MSU named charter member of Northern Institute of Applied Climate Science
NIACS brings together USDA Forest Service, universities, conservationists and forest experts to better manage forests for climate change adaptation and carbon sequestration
Michigan State University is joining the Northern Institute of Applied Climate Science (NIACS) as a charter member, opening opportunities to expand application of MSU’s research and outreach.
The Northern Institute of Applied Climate Science (NIACS) is a collaborative effort among the U.S. Forest Service, universities, conservation organizations, and forest industry experts to provide information on managing forests for climate change adaptation and enhanced carbon sequestration.
MSU’s Department of Forestry and the Forest Carbon and Climate Program have fostered a relationship with NIACS through previous collaboration, which led to MSU’s invitation to join the team as a charter member.
Focused primarily in the Northeast and Midwest U.S., NIACS builds partnerships, facilitates research, and synthesizes information to bridge gaps between carbon and climate science research and the information and management needs of natural resource professionals, woodland owners, policymakers, and the public.
“Joining NIACS as a charter member provides MSU opportunities to work collaboratively with organizations who have common goals, especially in the climate adaptation and mitigation realm, as well as looking at how to better manage forests for improved carbon storage and sequestration,” said Richard Kobe, MSU Department of Forestry chair.
MSU has supported NIACS in its efforts to share the Adaptation Workbook - created to relate the large amount of research information on climate change and potential impacts on natural resources and agriculture to land owners and managers who are unsure how climate change applies at scales relevant to their work.
“NIACS has a unique role in what we would call Extension, hosting on-the-ground workshops, capacity building and creating materials that synthesize the science into easily digestible workbook-style guides,” said Lauren Cooper, FCCP Program Director and academic specialist in the Department of Forestry. “We fit very nicely into that target area in terms of our outreach goals and targets. Historically, NIACS has been focused on climate adaptation. Our emphasis is more on climate change mitigation, so that is a nice way we can come together and partner in new ways.”

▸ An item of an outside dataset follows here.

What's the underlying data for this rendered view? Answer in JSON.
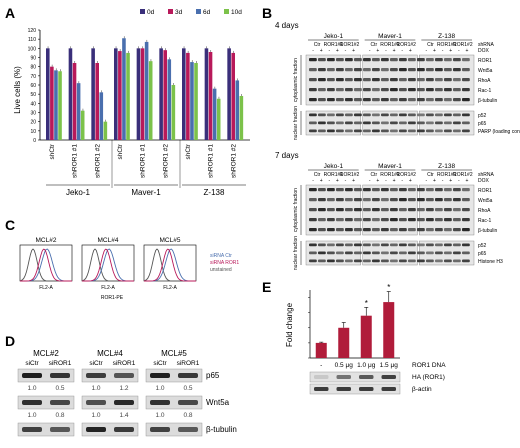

Cooper cited MSU’s professional short course “Understanding Forest Carbon Management,” as an example of a collaborative project that has already produced results. The course, built by the FCCP to provide a robust introduction to the benefits of forest land management specific to carbon while offering clear action paths.
Additionally, NIACS and MSU partner on various research projects, including an ongoing project designed to perform landscape scale carbon modeling of forest management scenarios in seven U.S. states, with NIACS focused on stakeholder engagement in the project and Cooper’s team contributing to the modeling work. MSU joining the NIACS team will allow for more research collaboration in the future, Cooper said.
“Climate change mitigation is a complex and rapidly emerging area with a lot of research potential involving an increasingly diverse range of decision makers,” Cooper said. “So, it's really helpful to engage with NIACS as a hub that can connect us with research from other states, allowing comparative analysis or allowing us to broaden our reach. It's difficult for any one of these organizations to be able to keep an eye on all the moving parts in this topic area, but NIACS serves as an avenue to allow all of these players to come together on these issues.”
MSU joins charter members American Forests, USDA Forest Service Northern Research Station, USDA Forest Service Eastern Region, Great Lakes Indian Fish and Wildlife Commission, Michigan Technological University, National Council for Air and Stream Improvement, University of Minnesota, and University of Vermont. MSU’s membership in NIACS is partially funded by MSU AgBioResearch.
“This is an important partnership and as with any good collaboration, the results should be a win/win for all parties. This will extend MSU’s reach in this area as well as create new opportunities for our team, while at same time helping meet goals for other organizations that are a part of NIACS,” Kobe said.